Niespodzianka w półfinale Rolanda Garrosa! Novak Djoković odpadł po pięciosetowej walce

Niespodzianka w półfinale Rolanda Garrosa. Dominic Thiem pokonał Novaka Djokovicia 6:2, 3:6, 7:5, 5:7, 7:5. W niedzielnym finale Austriak zmierzy się z Rafaelem Nadalem.

Półfinałowe spotkanie French Open pomiędzy Novakiem Djokoviciem, a Dominikiem Thiemem zostało w piątek przerwane z powodu deszczu. W sobotę tenisiści wyszli na kort przy stanie 6:2, 3:6, 3:1 dla Austriaka.

Zobacz wideo

Nerwy Djokovicia

W piątek Djoković był wyjątkowo poddenerwowany. Łatwo przegrał pierwszego seta, popełniając sporo błędów. W drugim powrócił do lepszej gry. Wciąż przeszkadzała mu jednak pogoda. Dyskutował z arbitrem na temat warunków, w których przyszło mu rozgrywać mecz z Thiemem. Narzekał na wiatr oraz lekkie opady. Austriak zaś nie krytykował warunków, podobnie jak Roger Federer i Rafael Nadal, którzy kilka godzin wcześniej rozegrali pierwszy półfinał (Hiszpan wygrał 3:0 w setach). 

Ostatecznie spotkanie zostało przerwane w trzecim secie, a Serb opuścił kort zanim organizatorzy podjęli decyzję o przełożeniu meczu na sobotę. Komentatorzy krytykowali to zachowanie lidera światowego rankingu.

W sobotę też padało

W sobotę panowie wrócili na kort centralny w Paryżu. Serb po przerwie odrobił stratę podania w trzecim secie, wyrównał na 4:4. Partię jednak niespodziewanie przegrał 5:7. Thiem grał ponownie bardzo mądrze, a Djoković nie tak, jak zwykle. Lider rankingu słynie z regularności i małej liczby błędów, ale w półfinale jego forma falowała.

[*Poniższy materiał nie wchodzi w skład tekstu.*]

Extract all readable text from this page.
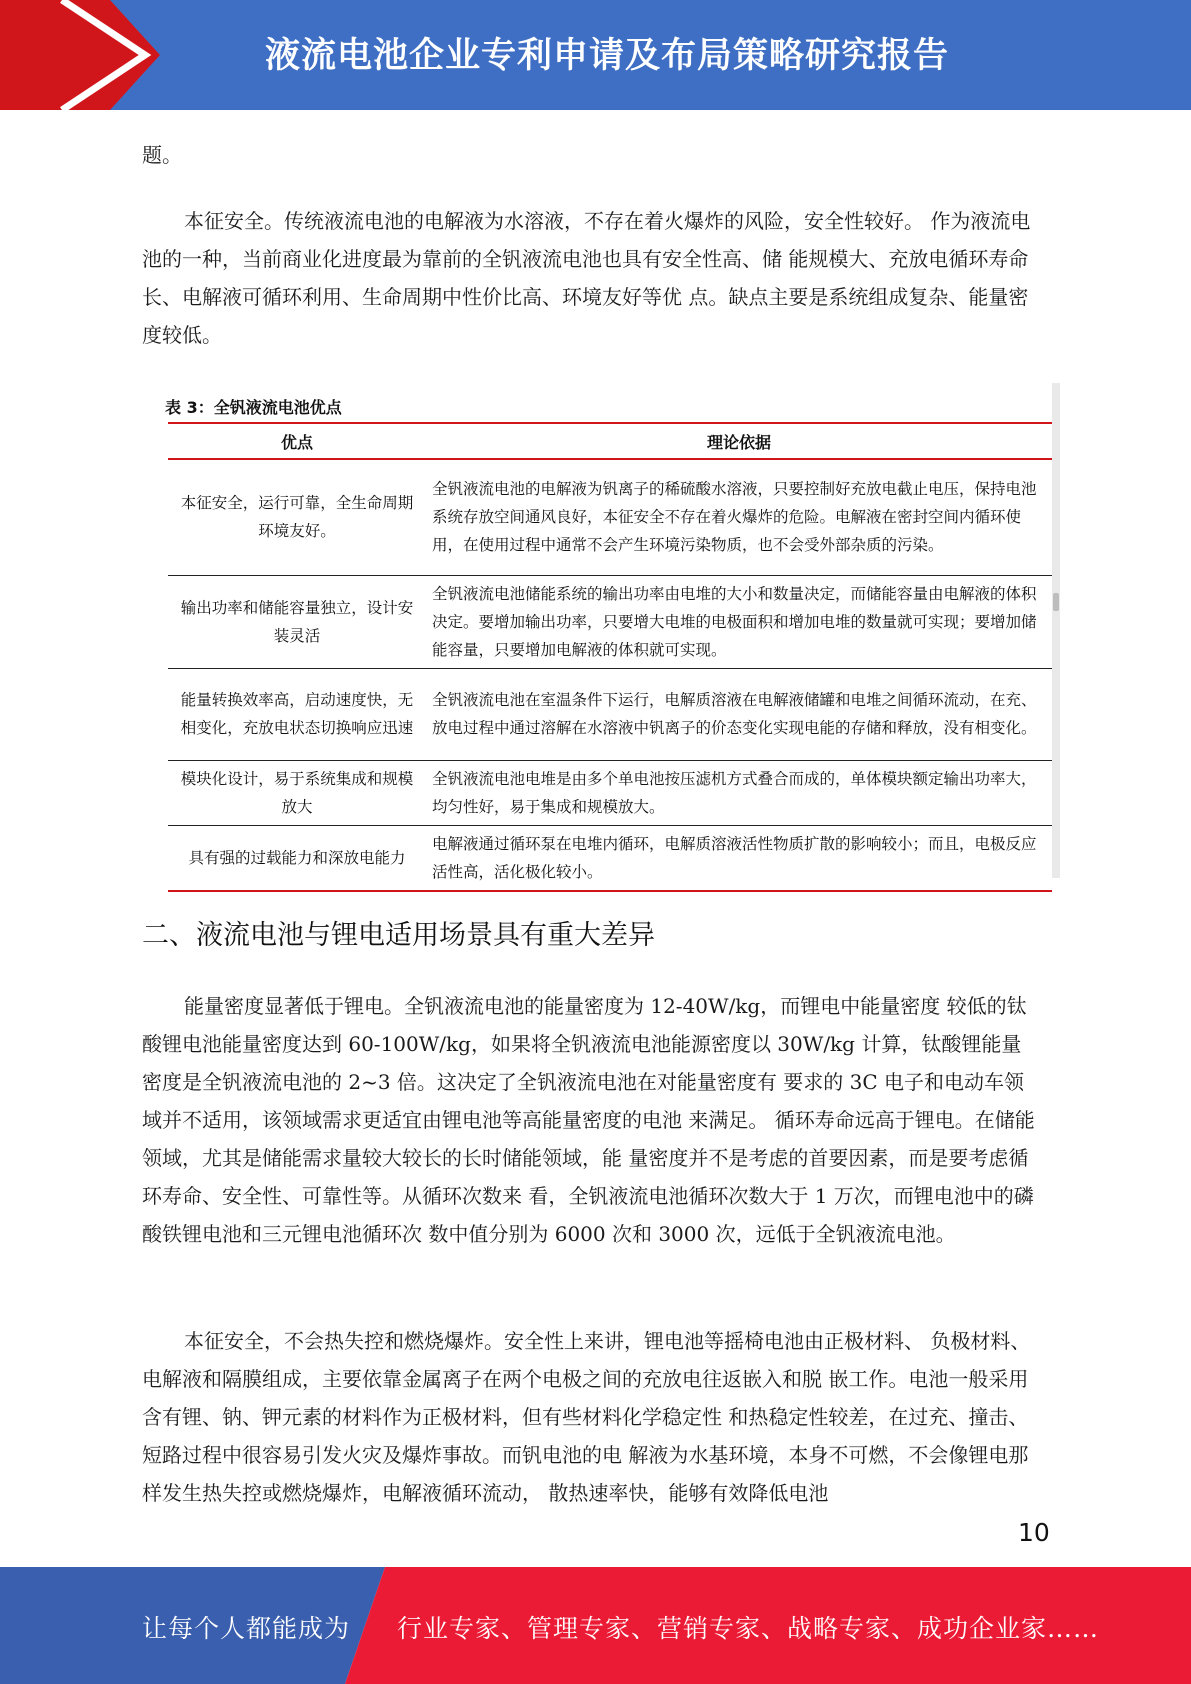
液流电池企业专利申请及布局策略研究报告
题。
本征安全。传统液流电池的电解液为水溶液，不存在着火爆炸的风险，安全性较好。 作为液流电池的一种，当前商业化进度最为靠前的全钒液流电池也具有安全性高、储 能规模大、充放电循环寿命长、电解液可循环利用、生命周期中性价比高、环境友好等优 点。缺点主要是系统组成复杂、能量密度较低。
表 3：全钒液流电池优点
优点	理论依据
本征安全，运行可靠，全生命周期环境友好。	全钒液流电池的电解液为钒离子的稀硫酸水溶液，只要控制好充放电截止电压，保持电池系统存放空间通风良好，本征安全不存在着火爆炸的危险。电解液在密封空间内循环使用，在使用过程中通常不会产生环境污染物质，也不会受外部杂质的污染。
输出功率和储能容量独立，设计安装灵活	全钒液流电池储能系统的输出功率由电堆的大小和数量决定，而储能容量由电解液的体积决定。要增加输出功率，只要增大电堆的电极面积和增加电堆的数量就可实现；要增加储能容量，只要增加电解液的体积就可实现。
能量转换效率高，启动速度快，无相变化，充放电状态切换响应迅速	全钒液流电池在室温条件下运行，电解质溶液在电解液储罐和电堆之间循环流动，在充、放电过程中通过溶解在水溶液中钒离子的价态变化实现电能的存储和释放，没有相变化。
模块化设计，易于系统集成和规模放大	全钒液流电池电堆是由多个单电池按压滤机方式叠合而成的，单体模块额定输出功率大，均匀性好，易于集成和规模放大。
具有强的过载能力和深放电能力	电解液通过循环泵在电堆内循环，电解质溶液活性物质扩散的影响较小；而且，电极反应活性高，活化极化较小。
二、液流电池与锂电适用场景具有重大差异
能量密度显著低于锂电。全钒液流电池的能量密度为 12-40W/kg，而锂电中能量密度 较低的钛酸锂电池能量密度达到 60-100W/kg，如果将全钒液流电池能源密度以 30W/kg 计算，钛酸锂能量密度是全钒液流电池的 2~3 倍。这决定了全钒液流电池在对能量密度有 要求的 3C 电子和电动车领域并不适用，该领域需求更适宜由锂电池等高能量密度的电池 来满足。 循环寿命远高于锂电。在储能领域，尤其是储能需求量较大较长的长时储能领域，能 量密度并不是考虑的首要因素，而是要考虑循环寿命、安全性、可靠性等。从循环次数来 看，全钒液流电池循环次数大于 1 万次，而锂电池中的磷酸铁锂电池和三元锂电池循环次 数中值分别为 6000 次和 3000 次，远低于全钒液流电池。
本征安全，不会热失控和燃烧爆炸。安全性上来讲，锂电池等摇椅电池由正极材料、 负极材料、电解液和隔膜组成，主要依靠金属离子在两个电极之间的充放电往返嵌入和脱 嵌工作。电池一般采用含有锂、钠、钾元素的材料作为正极材料，但有些材料化学稳定性 和热稳定性较差，在过充、撞击、短路过程中很容易引发火灾及爆炸事故。而钒电池的电 解液为水基环境，本身不可燃，不会像锂电那样发生热失控或燃烧爆炸，电解液循环流动， 散热速率快，能够有效降低电池
10
让每个人都能成为 行业专家、管理专家、营销专家、战略专家、成功企业家……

Czwarty set był nietypowy jak na męski tenis. Djoković zaczął go od przełamania Thiema, potem Austriak odrobił stratę. Następnie Serb znów odebrał serwis rywalowi, a ten go dogonił. Przy stanie 5:5 Djoković jeszcze raz przełamał przeciwnika i nie stracił już podania. Wygrał seta 7:5, dzięki czemu doprowadził do piątej partii.

Szalony piąty set

W ostatnim secie Austriak wyszedł na prowadzenie 4:1, gdy znów zaczął w Paryżu padać deszcz. W przy stanie 40-40 w gemie serwisowym Serba sędzia przerwał spotkanie. Panowie wrócili na kort centralny po godzinie, by dokończyć mecz. Djoković obronił swój serwis, a następnie miał szansę wyrównać na 4:4. Niespodziewanie znów przegrał własne podanie, co dało Thiemowi prowadzenie 5:3. Austriak nie wytrzymał próby nerwów. Mimo, że prowadził w swoim gemie 40:15 i miał dwie piłki meczowe, znów stracił podanie. Serb chwilę później wyrównał na 5:5. 

W Paryżu w piątym secie nie ma tie-breaków więc zawodnicy musieli grać do dwóch gemów przewagi. Thiem najpierw wygrał swoje podanie, a następnie przełamał Djokovicia i wygrał spotkanie 3:2. W niedzielnym finale czeka już na niego Rafael Nadal.